I believe I am taking two samples from the same distribution (for build b2) and that the results I get between them should be very comparable since I'm taking a sample size of 60. It seems to me that getting a result of -2.6 is significantly different than a score of -3.6 which correspond to confidence levels of (0.0046 and 0.00016 respectively). Isn't that an order of magnitude difference in confidence? Shouldn't I get repeatable results by re-running the test?
 A: The t-statistic for each repetition of the test under Build b2 ought to follow, approximately, a non-central t-distribution with a little less than $2\times(60-1)=118$ degrees of freedom (you suggest the variances should be roughly equal); & this will be well approximated by a Gaussian distribution with unit variance. So if the non-centrality parameters are equal, their difference ought to follow, again approximately, a Gaussian distribution with zero mean and a variance of two, & the magnitude of the difference will be greater than one (the difference you observed) with a probability of nearly one half. There's nothing surprising about your results (though it'd still be sensible to look at plots of the latency times).
Your intuition is perhaps at fault; you write:—

I believe I am taking two samples from the same distribution (for
build b2) and that the results I get between them should be very
comparable since I'm taking a sample size of 60.

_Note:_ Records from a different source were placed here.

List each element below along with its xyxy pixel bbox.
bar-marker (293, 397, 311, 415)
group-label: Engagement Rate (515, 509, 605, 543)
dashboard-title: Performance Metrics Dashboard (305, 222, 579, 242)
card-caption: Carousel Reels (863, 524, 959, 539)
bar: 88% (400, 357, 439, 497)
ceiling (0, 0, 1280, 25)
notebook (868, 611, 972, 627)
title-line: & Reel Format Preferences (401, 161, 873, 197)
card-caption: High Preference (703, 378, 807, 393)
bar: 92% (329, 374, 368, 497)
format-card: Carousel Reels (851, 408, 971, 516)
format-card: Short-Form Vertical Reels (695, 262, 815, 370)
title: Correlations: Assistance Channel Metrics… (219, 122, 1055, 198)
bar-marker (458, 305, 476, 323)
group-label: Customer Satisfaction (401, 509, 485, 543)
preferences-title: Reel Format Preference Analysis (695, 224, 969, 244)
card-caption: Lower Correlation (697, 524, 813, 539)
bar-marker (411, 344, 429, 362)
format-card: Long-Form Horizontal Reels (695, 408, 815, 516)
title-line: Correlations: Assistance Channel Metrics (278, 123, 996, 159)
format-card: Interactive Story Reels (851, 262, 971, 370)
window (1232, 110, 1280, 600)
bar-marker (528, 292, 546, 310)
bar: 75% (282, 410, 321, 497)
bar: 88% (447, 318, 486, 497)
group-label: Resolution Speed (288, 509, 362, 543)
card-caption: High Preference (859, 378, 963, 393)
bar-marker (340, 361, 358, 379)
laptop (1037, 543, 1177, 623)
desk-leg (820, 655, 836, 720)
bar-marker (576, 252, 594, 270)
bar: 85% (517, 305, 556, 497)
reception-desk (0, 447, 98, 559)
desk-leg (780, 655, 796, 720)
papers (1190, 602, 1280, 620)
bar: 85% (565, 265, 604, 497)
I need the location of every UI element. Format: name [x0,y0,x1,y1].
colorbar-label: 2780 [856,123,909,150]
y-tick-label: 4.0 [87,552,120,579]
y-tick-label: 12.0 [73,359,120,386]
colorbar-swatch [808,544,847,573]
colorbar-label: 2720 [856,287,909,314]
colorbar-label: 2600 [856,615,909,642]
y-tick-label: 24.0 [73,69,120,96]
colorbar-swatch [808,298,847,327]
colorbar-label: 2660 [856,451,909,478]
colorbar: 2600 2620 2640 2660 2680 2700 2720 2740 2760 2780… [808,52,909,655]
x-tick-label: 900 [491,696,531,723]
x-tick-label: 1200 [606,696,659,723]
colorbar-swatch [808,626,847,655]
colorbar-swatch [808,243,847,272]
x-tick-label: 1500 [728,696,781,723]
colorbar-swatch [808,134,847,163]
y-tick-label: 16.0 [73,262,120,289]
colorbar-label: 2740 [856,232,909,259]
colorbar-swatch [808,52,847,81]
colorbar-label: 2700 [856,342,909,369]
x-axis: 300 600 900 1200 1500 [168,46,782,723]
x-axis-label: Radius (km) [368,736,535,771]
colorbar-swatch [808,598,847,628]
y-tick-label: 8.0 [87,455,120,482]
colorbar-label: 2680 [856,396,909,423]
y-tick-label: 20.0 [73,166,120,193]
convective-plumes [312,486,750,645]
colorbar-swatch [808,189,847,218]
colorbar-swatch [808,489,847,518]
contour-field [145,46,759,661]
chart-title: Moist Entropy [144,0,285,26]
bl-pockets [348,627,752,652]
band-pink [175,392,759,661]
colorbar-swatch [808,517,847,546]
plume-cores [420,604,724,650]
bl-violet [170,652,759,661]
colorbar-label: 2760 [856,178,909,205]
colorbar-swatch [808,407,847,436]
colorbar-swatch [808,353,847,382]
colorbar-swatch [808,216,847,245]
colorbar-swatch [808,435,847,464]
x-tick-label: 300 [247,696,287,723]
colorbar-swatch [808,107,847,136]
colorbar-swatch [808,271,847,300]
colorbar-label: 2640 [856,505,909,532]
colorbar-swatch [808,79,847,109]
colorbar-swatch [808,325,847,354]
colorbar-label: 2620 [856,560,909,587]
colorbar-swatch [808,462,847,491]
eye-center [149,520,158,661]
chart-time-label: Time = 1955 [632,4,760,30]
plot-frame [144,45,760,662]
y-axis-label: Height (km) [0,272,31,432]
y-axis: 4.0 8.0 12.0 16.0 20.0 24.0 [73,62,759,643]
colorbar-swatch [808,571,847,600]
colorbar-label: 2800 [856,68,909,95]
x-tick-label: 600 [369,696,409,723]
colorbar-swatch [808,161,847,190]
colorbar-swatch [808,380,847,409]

The results—the differences in sample means from the sample mean for Build b1—ought indeed to be comparable if the Build b2 samples are from the same distribution, & will tend to get closer together should you increase the sample size (the variances of the sample means decrease); the t-statistics, on the other hand, are already scaled by estimates of the variances of the sample means, so won't tend to get closer together.

If it's a concern that conditions might vary between batches of latency measurements (different times of day, interference from other running processes, &c.) consider a mixed-model.
Assessment of whether your sample sizes provide powerful-enough tests or narrow-enough confidence intervals is the domain of power-analysis.